Philip Marsden

The king of trees

The tree that was sacred to the Druids helped build our first parliament, cathedrals and navy. No wonder the all-providing oak is celebrated in art, literature and song

issue 27 October 2018

Over the past couple of years, I’ve been planting up much of the pasture on our small Cornish farm with native hardwood trees, mainly oak. I now know I needn’t have bothered. As soon as the grass stops being cut, little oaks spring up of their own accord. This last dry summer in particular has seen dozens appear, tiny three-leaved stalks that push through the sward with their multi-layered greens beautifully tinged with reddish anthocyanin.
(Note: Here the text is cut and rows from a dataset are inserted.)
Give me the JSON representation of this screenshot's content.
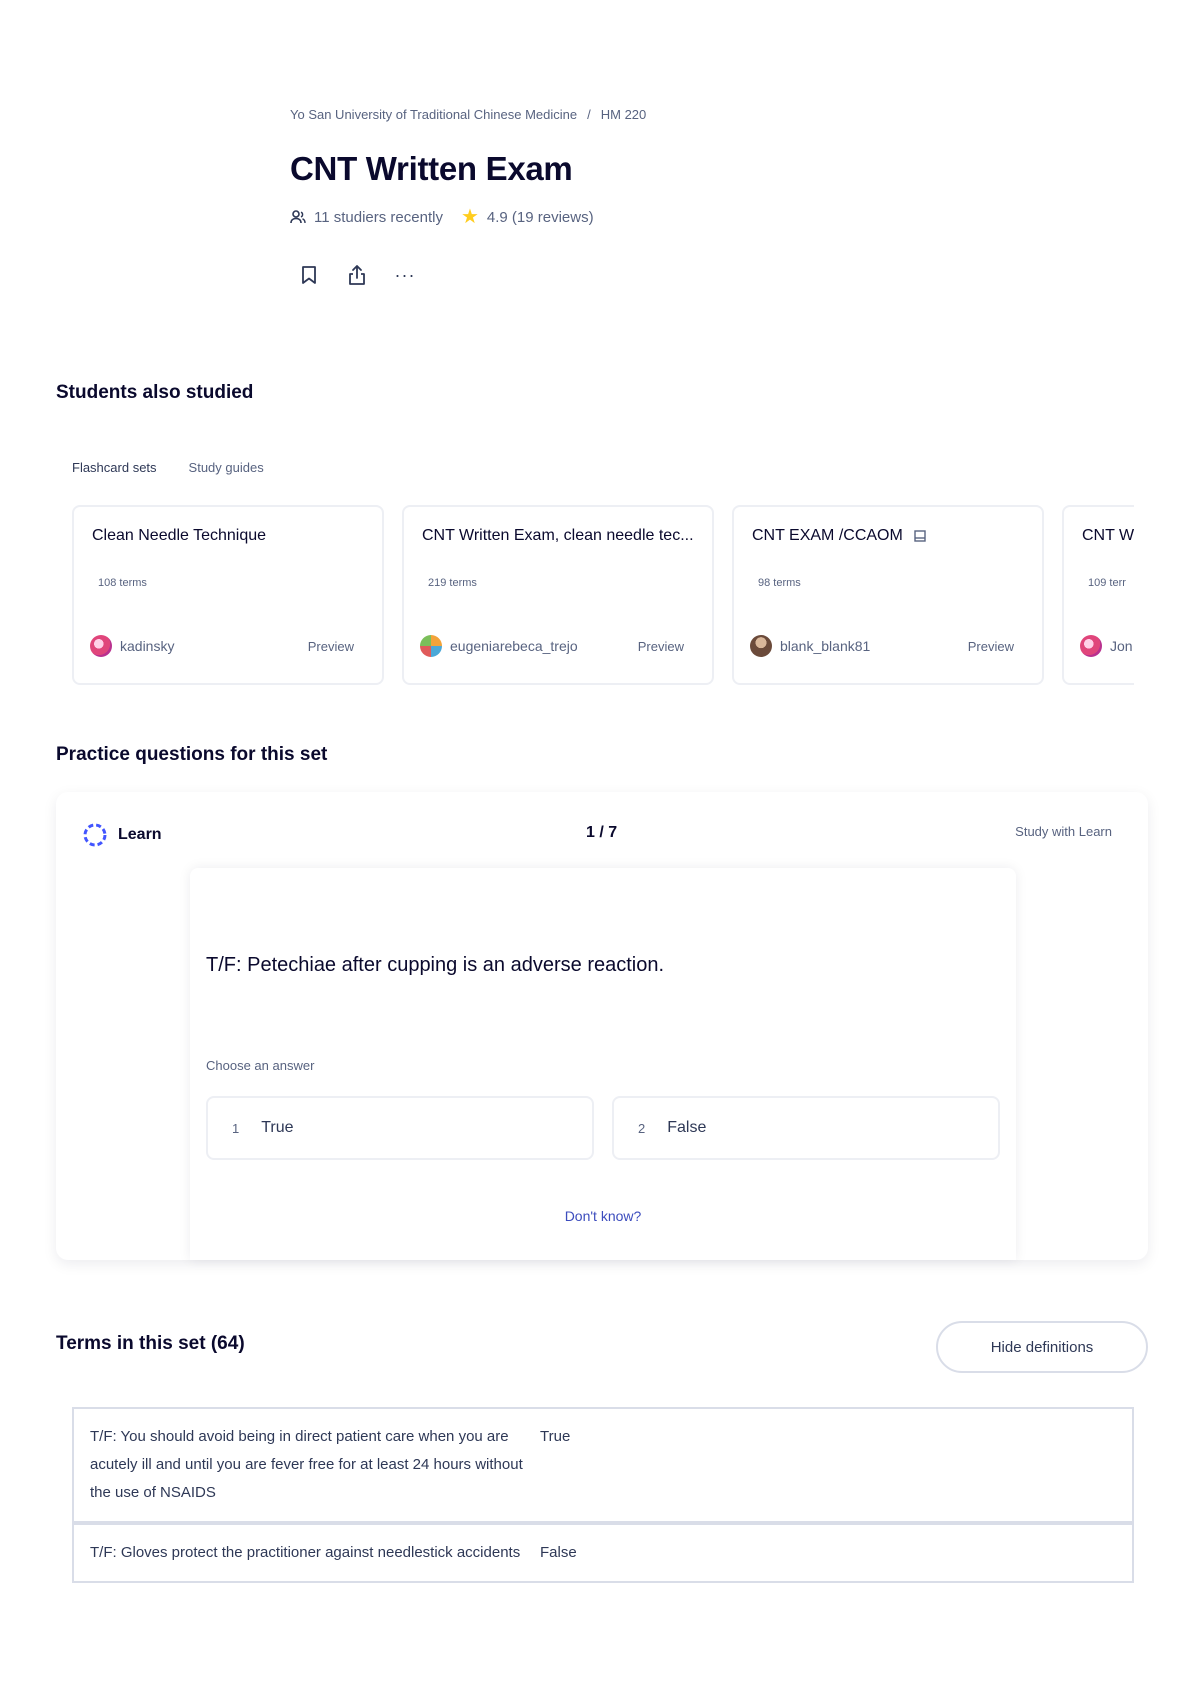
{
  "breadcrumb": {
    "school": "Yo San University of Traditional Chinese Medicine",
    "separator": "/",
    "course": "HM 220"
  },
  "title": "CNT Written Exam",
  "meta": {
    "studiers": "11 studiers recently",
    "rating": "4.9 (19 reviews)"
  },
  "actions": {
    "save_icon": "bookmark-icon",
    "share_icon": "share-icon",
    "more_label": "···"
  },
  "students_also_studied": {
    "heading": "Students also studied",
    "tabs": [
      "Flashcard sets",
      "Study guides"
    ],
    "cards": [
      {
        "title": "Clean Needle Technique",
        "terms": "108 terms",
        "user": "kadinsky",
        "preview": "Preview",
        "has_badge": false
      },
      {
        "title": "CNT Written Exam, clean needle tec...",
        "terms": "219 terms",
        "user": "eugeniarebeca_trejo",
        "preview": "Preview",
        "has_badge": false
      },
      {
        "title": "CNT EXAM /CCAOM",
        "terms": "98 terms",
        "user": "blank_blank81",
        "preview": "Preview",
        "has_badge": true
      },
      {
        "title": "CNT W",
        "terms": "109 terr",
        "user": "Jon",
        "preview": "",
        "has_badge": false
      }
    ]
  },
  "practice": {
    "heading": "Practice questions for this set",
    "learn_label": "Learn",
    "progress": "1 / 7",
    "study_link": "Study with Learn",
    "question": "T/F: Petechiae after cupping is an adverse reaction.",
    "choose_label": "Choose an answer",
    "options": [
      {
        "num": "1",
        "label": "True"
      },
      {
        "num": "2",
        "label": "False"
      }
    ],
    "dont_know": "Don't know?"
  },
  "terms": {
    "heading": "Terms in this set (64)",
    "hide_button": "Hide definitions",
    "rows": [
      {
        "term": "T/F: You should avoid being in direct patient care when you are acutely ill and until you are fever free for at least 24 hours without the use of NSAIDS",
        "definition": "True"
      },
      {
        "term": "T/F: Gloves protect the practitioner against needlestick accidents",
        "definition": "False"
      }
    ]
  },
  "colors": {
    "title": "#0a092d",
    "text": "#2e3856",
    "muted": "#586380",
    "link": "#3c4cbd",
    "star": "#ffcd1f",
    "border": "#d9dde8"
  }
}
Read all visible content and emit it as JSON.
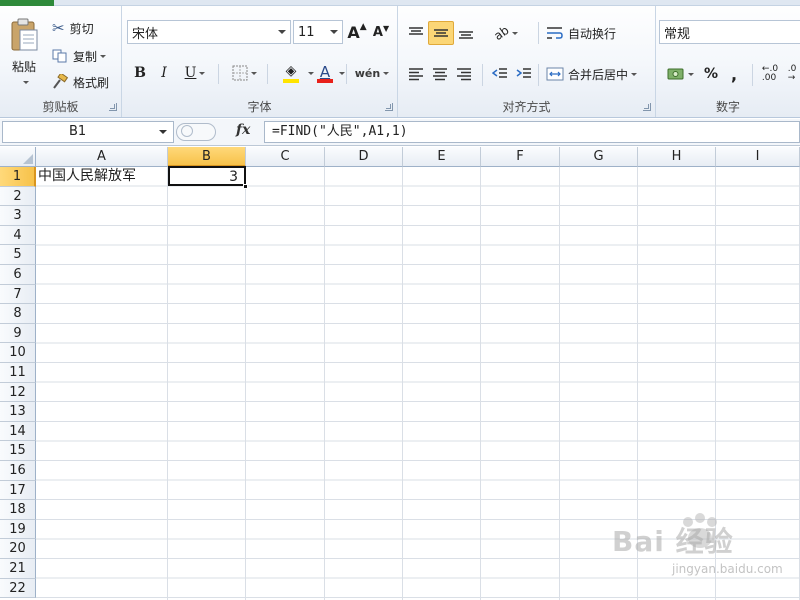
{
  "ribbon": {
    "clipboard": {
      "group_label": "剪贴板",
      "paste_label": "粘贴",
      "cut_label": "剪切",
      "copy_label": "复制",
      "format_painter_label": "格式刷"
    },
    "font": {
      "group_label": "字体",
      "font_name": "宋体",
      "font_size": "11",
      "bold": "B",
      "italic": "I",
      "underline": "U",
      "font_color_glyph": "A",
      "grow_glyph": "A",
      "shrink_glyph": "A",
      "phonetic_glyph": "wén"
    },
    "alignment": {
      "group_label": "对齐方式",
      "wrap_label": "自动换行",
      "merge_label": "合并后居中"
    },
    "number": {
      "group_label": "数字",
      "format": "常规",
      "percent": "%",
      "comma": ","
    },
    "colors": {
      "fill": "#ffe400",
      "font_color": "#e8201a",
      "selected_button": "#fbd676"
    }
  },
  "formula_bar": {
    "name_box": "B1",
    "fx": "fx",
    "formula": "=FIND(\"人民\",A1,1)"
  },
  "grid": {
    "columns": [
      "A",
      "B",
      "C",
      "D",
      "E",
      "F",
      "G",
      "H",
      "I"
    ],
    "rows": [
      "1",
      "2",
      "3",
      "4",
      "5",
      "6",
      "7",
      "8",
      "9",
      "10",
      "11",
      "12",
      "13",
      "14",
      "15",
      "16",
      "17",
      "18",
      "19",
      "20",
      "21",
      "22"
    ],
    "selected_column": "B",
    "selected_row": "1",
    "cells": {
      "A1": "中国人民解放军",
      "B1": "3"
    }
  },
  "watermark": {
    "text": "Bai  经验",
    "sub": "jingyan.baidu.com"
  }
}
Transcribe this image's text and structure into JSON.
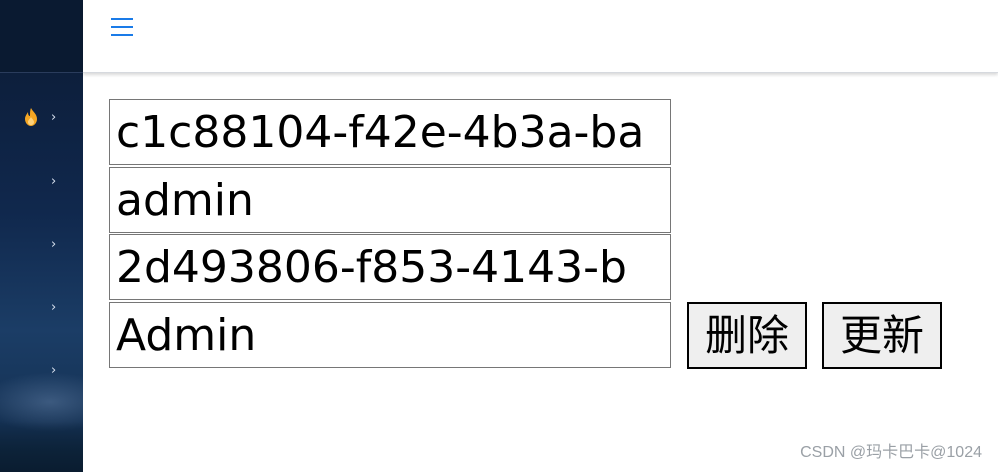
{
  "sidebar": {
    "items": [
      {
        "icon": "flame-icon",
        "chevron": "›"
      },
      {
        "icon": "",
        "chevron": "›"
      },
      {
        "icon": "",
        "chevron": "›"
      },
      {
        "icon": "",
        "chevron": "›"
      },
      {
        "icon": "",
        "chevron": "›"
      }
    ],
    "colors": {
      "background": "#10284d",
      "flame": "#f5a623"
    }
  },
  "header": {
    "menu_icon": "hamburger-icon",
    "accent": "#1a7be8"
  },
  "form": {
    "id_value": "c1c88104-f42e-4b3a-ba",
    "username_value": "admin",
    "uuid_value": "2d493806-f853-4143-b",
    "role_value": "Admin",
    "delete_label": "删除",
    "update_label": "更新"
  },
  "watermark": "CSDN @玛卡巴卡@1024"
}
It gives the impression that if everywhere were simply left, and if there were no browsing beasts, it would be a matter of decades before all open country reverted to its post-glacial pre-neolithic state of wild oakwood.

The oak stands out not only as our most abundant tree, and the largest in volume, but also deeply impressive in almost every respect. From its robust youth to its magnificent maturity and long old age, it has a presence that is tempting to anthropomorphise. This princely tree, man’s arboreal companion! Of the many tree books published in recent years, none has been more successful than Peter Wohlleben’s The Hidden Life of Trees, in which he examines how trees ‘feel’ and ‘talk’ to each other. It is an engaging study, not as unscientific as it sounds — but it falls into a trap that John Lewis-Stempel, with a countryman’s guile, steps around. Citing the Ents, Tolkien’s breed of talking trees in Lord of the Rings, he comments: ‘A tree is not an Ent.’

Lewis-Stempel is one of the best of the new generation of nature writers, an oak himself in that particular corner of the literary forest. As a working farmer, from a long line of Herefordshire farmers, he has daily exposure to his source material. In books such as Meadowland, The Running Hare and, most recently, The Wood, he has distilled his knowledge and his enthusiasm into a style that is as rich and earthy as its subject.